I knew what he meant. Apart from Jackstraw and myself, there probably wasn't a handful of people in all Greenland who could start that damned Citroen, far less drive it, only Jackstraw could handle the dogs, and it was long odds indeed against any of the passengers knowing anything at all about astral or magnetic compass navigation – the latter very tricky indeed in these high latitudes. These special skills should have been guarantee enough of our immediate survival.

"True enough," I agreed. "But I suspect they haven't given any thought to these things simply because they haven't realised the importance of them. We'll make it our business to point out that importance very plainly. Then we're both insured. Meantime, we'll have one last effort to clear this business up before we get started.
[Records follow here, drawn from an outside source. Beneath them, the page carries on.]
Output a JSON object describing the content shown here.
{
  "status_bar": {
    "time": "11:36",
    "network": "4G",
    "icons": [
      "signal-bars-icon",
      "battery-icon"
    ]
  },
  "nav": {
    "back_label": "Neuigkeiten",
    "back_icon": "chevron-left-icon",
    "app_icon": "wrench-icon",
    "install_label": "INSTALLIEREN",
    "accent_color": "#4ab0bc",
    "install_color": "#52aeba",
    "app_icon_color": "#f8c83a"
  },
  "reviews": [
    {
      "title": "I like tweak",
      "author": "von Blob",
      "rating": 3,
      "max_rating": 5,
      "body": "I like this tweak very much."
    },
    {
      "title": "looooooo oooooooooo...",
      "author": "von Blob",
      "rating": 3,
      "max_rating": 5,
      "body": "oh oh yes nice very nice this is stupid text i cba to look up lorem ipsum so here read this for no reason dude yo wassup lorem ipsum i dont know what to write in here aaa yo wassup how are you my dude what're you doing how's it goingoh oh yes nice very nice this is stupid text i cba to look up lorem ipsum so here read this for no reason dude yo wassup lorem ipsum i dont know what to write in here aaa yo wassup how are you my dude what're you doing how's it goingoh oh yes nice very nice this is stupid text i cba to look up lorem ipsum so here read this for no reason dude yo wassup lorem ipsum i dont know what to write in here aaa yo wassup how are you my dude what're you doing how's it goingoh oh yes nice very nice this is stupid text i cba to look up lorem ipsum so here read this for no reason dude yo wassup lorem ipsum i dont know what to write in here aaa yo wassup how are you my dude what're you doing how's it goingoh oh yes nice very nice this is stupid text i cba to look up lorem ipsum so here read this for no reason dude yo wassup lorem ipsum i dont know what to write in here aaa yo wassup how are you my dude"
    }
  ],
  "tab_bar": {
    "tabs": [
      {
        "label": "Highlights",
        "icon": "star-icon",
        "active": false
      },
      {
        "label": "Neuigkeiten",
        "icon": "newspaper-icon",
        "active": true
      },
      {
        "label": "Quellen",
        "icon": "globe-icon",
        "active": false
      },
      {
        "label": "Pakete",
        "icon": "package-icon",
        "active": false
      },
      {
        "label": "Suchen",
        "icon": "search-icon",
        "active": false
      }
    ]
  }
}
It's not going to make us very popular, but we can't help that." I explained what I had in mind, and he nodded thoughtful agreement.

After he had gone below, I waited a couple of minutes and then followed him. All nine of the passengers were sitting in the cabin now – eight, rather, watching Marie LeGarde presiding over a soup pan – and I took a long, long look at all of them. It was the first time I had ever examined a group of my fellow-men with the object of trying to decide which among them were murderers, and found it a strange and unsettling experience.

In the first place, every one of them looked to me like a potential or actual murderer – or murderess – but even with that thought came the realisation that this was purely because I associated murder with abnormality, and in these wildly unlikely surroundings, clad in the layered bulkiness of these wildly unlikely clothes, every one of them seemed far removed from normality. But on a second and closer look, when one ignored the irrelevancies of surroundings and clothes, there remained only a group of shivering, feet-stamping, miserable and very ordinary people indeed.